Ban public sector employees from wearing small religious symbols like a ring with a Star of David, earrings with the Muslim crescent or a necklace with a small crucifix.
Eliminate subsidies to religious private schools. The Quebec government currently funds about 60 per cent of the budgets of most of the province’s private schools, including parochial ones.
Ban opening prayers at municipal council meetings, which was recommended by the 2008 Bouchard-Taylor Commission report into cultural accommodation. The Quebec Court of Appeal ruled in May that such prayers do not necessarily violate Quebec’s current human rights legislation.
Eliminate property tax exemptions for churches, mosques, synagogues and other religious buildings.
Canada’s federal government is watching this carefully. On the one hand, fighting about social issues in Quebec tends to be nothing but trouble. On the other hand, the proposal arguably conflicts with fundamental provisions protected by the Canadian Charter of Rights and Freedoms.
The PQ’s Pauline Marois is the Premier of Quebec, but she heads a minority government, which means measures cannot pass without support from at least one other party. So far that seems unlikely, so why push such a divisive issue?
This analysis piece by James Fitz-Morris discusses larger issues of “political gamesmanship”, and points out that the PQ is not troubled by charges of inconsistency:
“The crucifix is there to stay, in the name of history, in the name of heritage,” according to Bernard Drainville, Quebec’s minister of democratic institutions, the man charged with navigating the new charter through the national assembly.
Meanwhile Drainville is also on record as hoping the policy will be adopted by the private sector as well. “We think private businesses will, essentially, guide themselves from now on with the guidelines that we are giving them, that we are putting into the charter.”

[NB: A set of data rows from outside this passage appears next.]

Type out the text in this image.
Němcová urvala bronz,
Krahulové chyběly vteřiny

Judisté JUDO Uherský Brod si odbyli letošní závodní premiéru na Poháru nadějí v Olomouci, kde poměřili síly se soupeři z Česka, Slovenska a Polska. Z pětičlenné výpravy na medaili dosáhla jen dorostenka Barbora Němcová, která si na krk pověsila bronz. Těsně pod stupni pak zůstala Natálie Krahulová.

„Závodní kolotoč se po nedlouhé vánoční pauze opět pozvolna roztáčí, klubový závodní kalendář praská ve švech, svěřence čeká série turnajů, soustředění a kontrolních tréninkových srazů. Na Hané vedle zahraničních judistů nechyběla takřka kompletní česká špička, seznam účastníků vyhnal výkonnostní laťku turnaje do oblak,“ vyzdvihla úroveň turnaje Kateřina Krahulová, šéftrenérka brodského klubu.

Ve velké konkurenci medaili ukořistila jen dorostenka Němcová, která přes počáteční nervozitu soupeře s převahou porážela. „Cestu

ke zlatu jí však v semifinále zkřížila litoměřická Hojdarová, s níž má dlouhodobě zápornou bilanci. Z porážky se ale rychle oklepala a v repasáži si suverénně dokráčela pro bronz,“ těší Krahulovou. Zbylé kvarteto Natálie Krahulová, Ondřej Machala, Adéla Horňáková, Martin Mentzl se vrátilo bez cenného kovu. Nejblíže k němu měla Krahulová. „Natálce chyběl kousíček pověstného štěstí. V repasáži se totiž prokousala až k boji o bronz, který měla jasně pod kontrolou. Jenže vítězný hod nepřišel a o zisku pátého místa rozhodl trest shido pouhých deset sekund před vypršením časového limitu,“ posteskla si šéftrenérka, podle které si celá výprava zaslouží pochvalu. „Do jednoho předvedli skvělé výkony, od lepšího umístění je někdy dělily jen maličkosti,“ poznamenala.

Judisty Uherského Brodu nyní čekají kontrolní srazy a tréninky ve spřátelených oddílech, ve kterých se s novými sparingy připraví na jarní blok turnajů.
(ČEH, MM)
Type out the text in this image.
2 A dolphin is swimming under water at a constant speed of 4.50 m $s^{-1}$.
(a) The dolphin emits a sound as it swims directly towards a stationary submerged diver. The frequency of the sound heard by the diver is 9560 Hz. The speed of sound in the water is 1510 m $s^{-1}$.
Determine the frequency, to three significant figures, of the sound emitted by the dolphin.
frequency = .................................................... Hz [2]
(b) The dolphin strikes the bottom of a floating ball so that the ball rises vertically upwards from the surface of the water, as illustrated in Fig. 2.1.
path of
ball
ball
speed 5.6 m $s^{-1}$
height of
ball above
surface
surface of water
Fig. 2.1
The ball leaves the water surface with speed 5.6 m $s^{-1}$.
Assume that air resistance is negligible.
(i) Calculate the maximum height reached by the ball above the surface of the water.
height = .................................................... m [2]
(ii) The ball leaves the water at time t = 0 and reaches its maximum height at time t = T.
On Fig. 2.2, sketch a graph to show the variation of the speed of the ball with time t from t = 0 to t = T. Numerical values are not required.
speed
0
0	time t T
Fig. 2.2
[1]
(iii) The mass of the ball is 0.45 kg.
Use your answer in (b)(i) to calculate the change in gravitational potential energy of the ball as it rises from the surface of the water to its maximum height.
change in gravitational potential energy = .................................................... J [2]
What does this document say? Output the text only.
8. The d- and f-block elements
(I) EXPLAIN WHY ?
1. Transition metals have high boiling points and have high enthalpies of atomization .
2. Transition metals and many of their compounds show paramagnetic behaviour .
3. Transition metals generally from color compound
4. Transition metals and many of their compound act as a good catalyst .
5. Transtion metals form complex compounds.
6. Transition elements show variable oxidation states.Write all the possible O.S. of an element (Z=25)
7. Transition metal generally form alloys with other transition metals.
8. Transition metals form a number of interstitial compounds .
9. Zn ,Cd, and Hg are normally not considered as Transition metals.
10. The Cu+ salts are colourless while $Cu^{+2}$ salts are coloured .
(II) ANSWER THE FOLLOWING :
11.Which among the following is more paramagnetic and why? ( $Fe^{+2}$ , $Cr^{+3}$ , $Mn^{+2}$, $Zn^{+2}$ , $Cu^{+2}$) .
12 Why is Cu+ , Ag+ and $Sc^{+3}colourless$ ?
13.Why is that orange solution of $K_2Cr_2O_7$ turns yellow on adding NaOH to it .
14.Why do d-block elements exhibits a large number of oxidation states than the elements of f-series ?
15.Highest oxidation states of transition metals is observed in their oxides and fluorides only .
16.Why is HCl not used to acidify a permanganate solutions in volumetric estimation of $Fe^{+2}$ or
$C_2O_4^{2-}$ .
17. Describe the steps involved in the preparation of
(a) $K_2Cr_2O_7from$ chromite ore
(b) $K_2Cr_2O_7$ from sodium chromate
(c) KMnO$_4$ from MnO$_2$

Canada is a nation that courts and welcomes immigrants from around the world and makes a strong effort to promote and protect multi-culturalism. For example, Sikhs have won the right to wear the turban even as uniformed members of the RCMP, police or military. (Uncut hair covered by a turban is a tenant of faith for male Sikhs.)
Indeed, as reported by Global News, at least one hospital in Ontario wasted no time in wooing potentially disaffected Quebec medical professionals:
“We don’t care what’s on your head. We care what’s in it,” the ad, released by Lakeridge Health in Oshawa, Ont., reads. It depicts a woman wearing a hijab and a stethoscope.
France is a nation that places a high value on secularism, establishing that preference in law as long ago as 1905. Arguments about that policy arise to this day, as with a recently proposed secularism charter for schools.
Of course, individual cases of religious appearance and practices do arise in the U.S., as with some Mennonites objecting to photo IDs. Or this 2009 USA Today article about US states with laws that prohibit religious attire in schools. (I don’t know if those laws are still in effect.)
On the whole, though, effort to legislate blanket prohibitions on personal expression and appearance would be almost inconceivable in the U.S., given the constitutional protections of religion and expression.
Do you see value in promoting public secularism? Or do you feel religious freedom represents a higher value to protect?